Still, I have trouble fitting into it. I suppose that's because I grew up believing San Francisco was The City and anything else large was an impossibly long distance away. I am somewhat ashamed to say I never managed to get to Los Angeles until I was in college.

World War II, of course, changed all that. I'd always hoped to spend a summer in Europe when I was in college, but I didn't know it was going to be an autumn, winter, spring and summer and then some, and I wasn't exactly a tourist.

Since then the world has opened up for all of us, but especially for those who are younger. The jet plane managed to shrink things, and between immigration from all over and America's involvement in countries all over the world, we have been granted, willing or not, a global outlook.

Sometimes I wonder if this is good or bad. We have gained a new appreciation of many different kinds of peoples and cultures, but we've also lost the village kind of intimacy I enjoyed when I was growing up.

We don't spend time in front of our houses chatting with neighbors. Often we don't really know much of anything about who lives next door or down around the corner. Our streets usually are empty. Not many people walk just for the pleasure of it. Instead they drive their cars, even two blocks to the store for groceries.

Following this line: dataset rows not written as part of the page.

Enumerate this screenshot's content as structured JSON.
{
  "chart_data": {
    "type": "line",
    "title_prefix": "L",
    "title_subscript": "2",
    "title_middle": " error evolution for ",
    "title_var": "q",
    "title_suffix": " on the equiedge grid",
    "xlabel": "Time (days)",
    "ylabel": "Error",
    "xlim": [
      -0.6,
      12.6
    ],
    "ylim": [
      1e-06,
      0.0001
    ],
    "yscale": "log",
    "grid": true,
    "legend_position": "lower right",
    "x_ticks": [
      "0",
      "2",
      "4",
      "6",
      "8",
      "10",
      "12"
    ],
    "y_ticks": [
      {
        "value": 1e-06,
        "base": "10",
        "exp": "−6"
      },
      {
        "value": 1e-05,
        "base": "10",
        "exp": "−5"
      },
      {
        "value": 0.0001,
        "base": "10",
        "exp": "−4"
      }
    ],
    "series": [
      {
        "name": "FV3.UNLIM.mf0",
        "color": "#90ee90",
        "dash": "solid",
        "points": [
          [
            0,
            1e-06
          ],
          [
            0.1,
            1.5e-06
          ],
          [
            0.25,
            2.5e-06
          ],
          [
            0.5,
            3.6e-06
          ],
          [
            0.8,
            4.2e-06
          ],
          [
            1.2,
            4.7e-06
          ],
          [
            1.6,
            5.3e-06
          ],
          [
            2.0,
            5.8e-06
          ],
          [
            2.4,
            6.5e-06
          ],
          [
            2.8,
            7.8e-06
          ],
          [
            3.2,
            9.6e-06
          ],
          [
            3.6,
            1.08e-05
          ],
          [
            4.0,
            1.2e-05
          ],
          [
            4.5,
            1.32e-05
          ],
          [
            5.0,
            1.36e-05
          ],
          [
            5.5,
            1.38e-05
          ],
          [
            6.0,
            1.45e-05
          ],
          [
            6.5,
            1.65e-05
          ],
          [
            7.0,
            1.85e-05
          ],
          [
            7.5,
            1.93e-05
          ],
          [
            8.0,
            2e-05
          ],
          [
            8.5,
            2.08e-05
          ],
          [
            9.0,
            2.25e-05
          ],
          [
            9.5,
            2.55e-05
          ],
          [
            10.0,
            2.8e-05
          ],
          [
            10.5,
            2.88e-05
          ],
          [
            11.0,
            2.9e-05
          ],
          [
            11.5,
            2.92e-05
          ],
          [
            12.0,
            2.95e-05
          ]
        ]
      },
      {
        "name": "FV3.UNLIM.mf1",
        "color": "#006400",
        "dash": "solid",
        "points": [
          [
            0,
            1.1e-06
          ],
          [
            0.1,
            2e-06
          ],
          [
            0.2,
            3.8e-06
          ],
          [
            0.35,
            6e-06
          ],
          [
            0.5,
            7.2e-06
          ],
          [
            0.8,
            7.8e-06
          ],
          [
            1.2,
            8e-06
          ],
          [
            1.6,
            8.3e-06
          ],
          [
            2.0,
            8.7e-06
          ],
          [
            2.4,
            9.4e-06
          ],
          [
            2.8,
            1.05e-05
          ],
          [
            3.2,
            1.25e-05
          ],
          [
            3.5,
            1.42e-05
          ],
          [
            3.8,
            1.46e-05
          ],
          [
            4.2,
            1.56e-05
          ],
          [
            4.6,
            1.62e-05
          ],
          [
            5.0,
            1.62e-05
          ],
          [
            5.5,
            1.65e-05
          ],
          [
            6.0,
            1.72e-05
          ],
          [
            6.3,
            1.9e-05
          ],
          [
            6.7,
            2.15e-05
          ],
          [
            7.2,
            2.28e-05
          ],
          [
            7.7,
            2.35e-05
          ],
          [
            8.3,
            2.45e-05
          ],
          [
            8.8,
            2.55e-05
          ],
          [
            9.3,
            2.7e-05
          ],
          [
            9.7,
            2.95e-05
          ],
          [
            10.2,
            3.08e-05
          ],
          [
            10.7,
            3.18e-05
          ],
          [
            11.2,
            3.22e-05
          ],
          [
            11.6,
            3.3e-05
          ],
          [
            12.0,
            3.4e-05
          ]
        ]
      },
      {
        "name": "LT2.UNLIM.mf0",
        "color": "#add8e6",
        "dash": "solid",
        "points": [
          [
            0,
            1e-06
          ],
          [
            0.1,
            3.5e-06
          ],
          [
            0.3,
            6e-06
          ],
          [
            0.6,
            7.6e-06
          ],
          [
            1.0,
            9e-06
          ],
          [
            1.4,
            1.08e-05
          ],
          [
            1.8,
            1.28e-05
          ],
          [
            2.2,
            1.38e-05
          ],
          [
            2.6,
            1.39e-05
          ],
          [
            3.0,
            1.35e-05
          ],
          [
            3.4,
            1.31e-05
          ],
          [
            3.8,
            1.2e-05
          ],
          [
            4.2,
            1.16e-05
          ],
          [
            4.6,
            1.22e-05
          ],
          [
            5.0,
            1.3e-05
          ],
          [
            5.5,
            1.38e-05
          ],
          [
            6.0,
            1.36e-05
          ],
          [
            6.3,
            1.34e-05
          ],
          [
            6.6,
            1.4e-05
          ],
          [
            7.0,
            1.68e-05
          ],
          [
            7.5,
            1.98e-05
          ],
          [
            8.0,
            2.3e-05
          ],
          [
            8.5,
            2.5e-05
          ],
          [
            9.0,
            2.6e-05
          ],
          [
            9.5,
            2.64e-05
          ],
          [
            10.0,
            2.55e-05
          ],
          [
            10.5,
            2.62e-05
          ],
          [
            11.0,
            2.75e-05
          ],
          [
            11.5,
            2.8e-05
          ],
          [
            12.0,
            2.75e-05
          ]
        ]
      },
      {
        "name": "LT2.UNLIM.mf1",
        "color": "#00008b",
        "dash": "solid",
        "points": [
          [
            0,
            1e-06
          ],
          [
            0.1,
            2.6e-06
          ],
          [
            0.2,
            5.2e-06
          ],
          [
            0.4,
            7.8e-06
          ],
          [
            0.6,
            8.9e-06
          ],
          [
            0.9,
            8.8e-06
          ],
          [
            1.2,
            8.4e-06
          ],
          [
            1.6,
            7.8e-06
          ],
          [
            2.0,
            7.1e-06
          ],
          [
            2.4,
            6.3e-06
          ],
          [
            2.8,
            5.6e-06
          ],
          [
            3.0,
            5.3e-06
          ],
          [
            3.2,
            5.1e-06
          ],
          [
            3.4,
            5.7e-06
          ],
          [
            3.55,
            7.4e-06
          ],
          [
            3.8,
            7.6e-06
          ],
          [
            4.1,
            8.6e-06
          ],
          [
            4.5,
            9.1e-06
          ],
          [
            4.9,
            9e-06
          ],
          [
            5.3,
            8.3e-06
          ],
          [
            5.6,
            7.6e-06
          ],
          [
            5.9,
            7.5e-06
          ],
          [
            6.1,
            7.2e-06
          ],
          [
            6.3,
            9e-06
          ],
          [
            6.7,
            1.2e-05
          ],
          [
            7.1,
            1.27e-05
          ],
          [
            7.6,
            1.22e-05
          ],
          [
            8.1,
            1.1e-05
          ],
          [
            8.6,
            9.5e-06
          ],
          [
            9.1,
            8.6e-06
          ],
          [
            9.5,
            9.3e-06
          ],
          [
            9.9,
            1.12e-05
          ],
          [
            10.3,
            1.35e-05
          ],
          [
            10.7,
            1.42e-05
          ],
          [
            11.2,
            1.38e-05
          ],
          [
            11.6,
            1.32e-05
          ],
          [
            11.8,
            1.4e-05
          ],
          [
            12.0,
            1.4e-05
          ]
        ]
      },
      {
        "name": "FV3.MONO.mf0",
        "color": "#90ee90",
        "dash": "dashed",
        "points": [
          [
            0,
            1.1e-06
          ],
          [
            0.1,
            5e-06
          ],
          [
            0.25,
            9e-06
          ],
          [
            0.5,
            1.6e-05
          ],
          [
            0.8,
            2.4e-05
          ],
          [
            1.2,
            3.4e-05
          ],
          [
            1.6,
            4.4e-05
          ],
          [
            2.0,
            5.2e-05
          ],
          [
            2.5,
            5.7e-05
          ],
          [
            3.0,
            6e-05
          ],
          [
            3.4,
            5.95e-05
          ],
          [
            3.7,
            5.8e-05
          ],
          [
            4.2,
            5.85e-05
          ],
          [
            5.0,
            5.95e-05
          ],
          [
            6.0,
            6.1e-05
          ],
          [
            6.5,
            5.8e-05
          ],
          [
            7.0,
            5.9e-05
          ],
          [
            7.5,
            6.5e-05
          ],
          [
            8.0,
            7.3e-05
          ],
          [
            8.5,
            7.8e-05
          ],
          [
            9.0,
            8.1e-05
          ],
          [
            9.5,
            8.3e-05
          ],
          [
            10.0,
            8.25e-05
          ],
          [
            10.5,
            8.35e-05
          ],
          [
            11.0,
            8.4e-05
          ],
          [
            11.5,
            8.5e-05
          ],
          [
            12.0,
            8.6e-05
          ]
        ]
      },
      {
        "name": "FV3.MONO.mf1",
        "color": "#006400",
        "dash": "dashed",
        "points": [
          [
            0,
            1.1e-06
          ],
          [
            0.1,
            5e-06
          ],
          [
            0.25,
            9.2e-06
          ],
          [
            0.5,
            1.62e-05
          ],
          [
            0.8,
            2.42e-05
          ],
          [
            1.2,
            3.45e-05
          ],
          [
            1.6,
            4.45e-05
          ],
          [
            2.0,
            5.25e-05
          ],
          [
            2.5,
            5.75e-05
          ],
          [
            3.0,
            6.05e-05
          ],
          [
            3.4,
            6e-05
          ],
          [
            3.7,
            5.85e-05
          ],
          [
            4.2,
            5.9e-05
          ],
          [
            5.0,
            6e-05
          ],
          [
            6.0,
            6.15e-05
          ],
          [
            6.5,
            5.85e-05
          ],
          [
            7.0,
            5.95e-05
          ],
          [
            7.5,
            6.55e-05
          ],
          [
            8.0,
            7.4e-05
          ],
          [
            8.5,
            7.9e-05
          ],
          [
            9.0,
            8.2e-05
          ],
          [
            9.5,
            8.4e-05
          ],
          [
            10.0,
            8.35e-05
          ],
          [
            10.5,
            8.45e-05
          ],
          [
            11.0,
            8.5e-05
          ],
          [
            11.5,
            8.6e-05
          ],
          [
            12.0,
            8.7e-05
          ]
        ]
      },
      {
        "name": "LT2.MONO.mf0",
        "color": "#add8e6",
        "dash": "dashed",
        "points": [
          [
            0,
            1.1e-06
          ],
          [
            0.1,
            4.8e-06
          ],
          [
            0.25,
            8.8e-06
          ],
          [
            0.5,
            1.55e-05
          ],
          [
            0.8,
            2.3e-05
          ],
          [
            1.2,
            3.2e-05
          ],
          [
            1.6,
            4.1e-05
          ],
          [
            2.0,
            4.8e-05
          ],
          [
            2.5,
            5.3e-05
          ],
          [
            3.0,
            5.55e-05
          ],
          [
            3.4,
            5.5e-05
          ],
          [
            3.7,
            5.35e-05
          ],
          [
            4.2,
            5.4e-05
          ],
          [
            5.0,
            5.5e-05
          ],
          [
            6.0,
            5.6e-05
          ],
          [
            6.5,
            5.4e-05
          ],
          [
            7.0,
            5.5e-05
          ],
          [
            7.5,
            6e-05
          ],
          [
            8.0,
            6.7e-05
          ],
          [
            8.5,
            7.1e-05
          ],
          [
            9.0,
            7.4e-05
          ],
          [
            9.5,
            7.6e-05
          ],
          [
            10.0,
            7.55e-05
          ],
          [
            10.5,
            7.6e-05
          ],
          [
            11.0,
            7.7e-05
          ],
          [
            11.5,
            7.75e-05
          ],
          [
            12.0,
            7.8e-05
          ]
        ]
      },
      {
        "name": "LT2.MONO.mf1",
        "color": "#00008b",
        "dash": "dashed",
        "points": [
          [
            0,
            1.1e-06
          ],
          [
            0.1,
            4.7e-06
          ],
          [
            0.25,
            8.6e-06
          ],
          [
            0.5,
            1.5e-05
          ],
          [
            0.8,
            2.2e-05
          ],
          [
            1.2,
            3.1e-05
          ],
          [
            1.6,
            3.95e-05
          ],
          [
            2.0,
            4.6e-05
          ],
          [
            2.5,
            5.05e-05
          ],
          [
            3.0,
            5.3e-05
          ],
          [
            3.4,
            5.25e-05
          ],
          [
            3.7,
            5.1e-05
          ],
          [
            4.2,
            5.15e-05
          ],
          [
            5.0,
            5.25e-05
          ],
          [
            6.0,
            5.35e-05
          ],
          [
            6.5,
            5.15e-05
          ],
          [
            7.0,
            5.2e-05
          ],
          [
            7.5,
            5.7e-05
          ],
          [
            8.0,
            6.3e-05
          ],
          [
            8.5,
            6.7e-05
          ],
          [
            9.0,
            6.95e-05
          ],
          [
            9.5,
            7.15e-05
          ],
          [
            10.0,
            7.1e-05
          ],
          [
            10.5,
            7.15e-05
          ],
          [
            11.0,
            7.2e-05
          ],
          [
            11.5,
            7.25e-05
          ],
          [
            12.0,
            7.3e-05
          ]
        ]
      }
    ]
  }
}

Maybe, as Hillary Clinton alleges, it takes a village to raise a child, but a lot of our children are being raised without one. Instead they are growing up both in the world (taking a honeymoon trip to Bali) and among strangers.

Unfortunately, one can't go back to the village, or at least to the village in which I grew up. It's no longer there. Now it is a city of more than 50,000, plagued with all the things cities of 50,000 are plagued with. One can't go home.

I suppose that sounds pretty much like what it is, an old man grousing. And I know I am old.

But I do often wish I could find a gentler, kinder time in a gentler, kinder and smaller world.